Africa should, therefore, strive to ensure that it increases expenditure on social protection to cover the entire human life-cycle, from birth to death.
Social protection schemes should, therefore, expand to include more people, both in the formal and informal sectors. The monies held should also be ring-fenced.
HONOUR KEY COURT’S DECISIONS
Zanzibar President Hussein Ali Mwinyi has called upon member states of the African Union to faithfully implement decisions of the African Court on Human and Peoples’ Rights (ACHPR). Dr Mwinyi’s call was conveyed to the participants of the International Conference on the Implementation and Impact of Decisions of the African Court in Dar es Salaam.
Among other things, the message stressed that implementing the African Court’s decisions in the letter and spirit would no doubt “show the world that African countries now seriously take the protection and promotion of human rights”.
Doing so would also contribute in large measure to success of the Court as a truly-effective African institution within the comity of nations.
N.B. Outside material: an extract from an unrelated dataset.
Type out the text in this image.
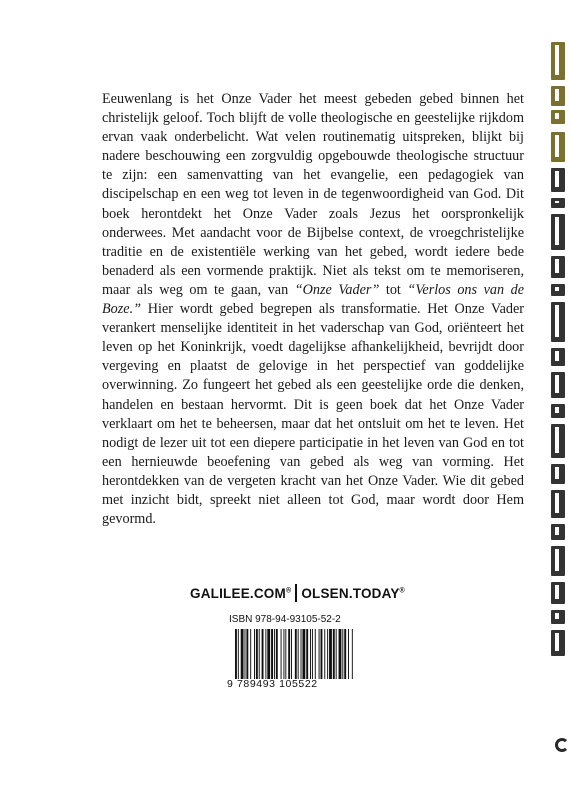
Eeuwenlang is het Onze Vader het meest gebeden gebed binnen het christelijk geloof. Toch blijft de volle theologische en geestelijke rijkdom ervan vaak onderbelicht. Wat velen routinematig uitspreken, blijkt bij nadere beschouwing een zorgvuldig opgebouwde theologische structuur te zijn: een samenvatting van het evangelie, een pedagogiek van discipelschap en een weg tot leven in de tegenwoordigheid van God. Dit boek herontdekt het Onze Vader zoals Jezus het oorspronkelijk onderwees. Met aandacht voor de Bijbelse context, de vroegchristelijke traditie en de existentiële werking van het gebed, wordt iedere bede benaderd als een vormende praktijk. Niet als tekst om te memoriseren, maar als weg om te gaan, van “Onze Vader” tot “Verlos ons van de Boze.” Hier wordt gebed begrepen als transformatie. Het Onze Vader verankert menselijke identiteit in het vaderschap van God, oriënteert het leven op het Koninkrijk, voedt dagelijkse afhankelijkheid, bevrijdt door vergeving en plaatst de gelovige in het perspectief van goddelijke overwinning. Zo fungeert het gebed als een geestelijke orde die denken, handelen en bestaan hervormt. Dit is geen boek dat het Onze Vader verklaart om het te beheersen, maar dat het ontsluit om het te leven. Het nodigt de lezer uit tot een diepere participatie in het leven van God en tot een hernieuwde beoefening van gebed als weg van vorming. Het herontdekken van de vergeten kracht van het Onze Vader. Wie dit gebed met inzicht bidt, spreekt niet alleen tot God, maar wordt door Hem gevormd.

GALILEE.COM® OLSEN.TODAY®
ISBN 978-94-93105-52-2
9 789493 105522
Indeed, the African Court President, Lady Justice Imani Aboud, expressed alarm that only seven percent of the African Court’s decisions “so far have been enforced…”
Considering that the court came into force on January 25, 2004, it means that a whopping 93 percent of its decisions – and, therefore, its raison d’etre, time, funding, energy and other resources – have been going to waste simply because the court’s members pooh-pooh its decisions. This must not go on, and Africa should heed Dr Mwinyi’s call to accept and implement the African Court’s decisions as a matter of course.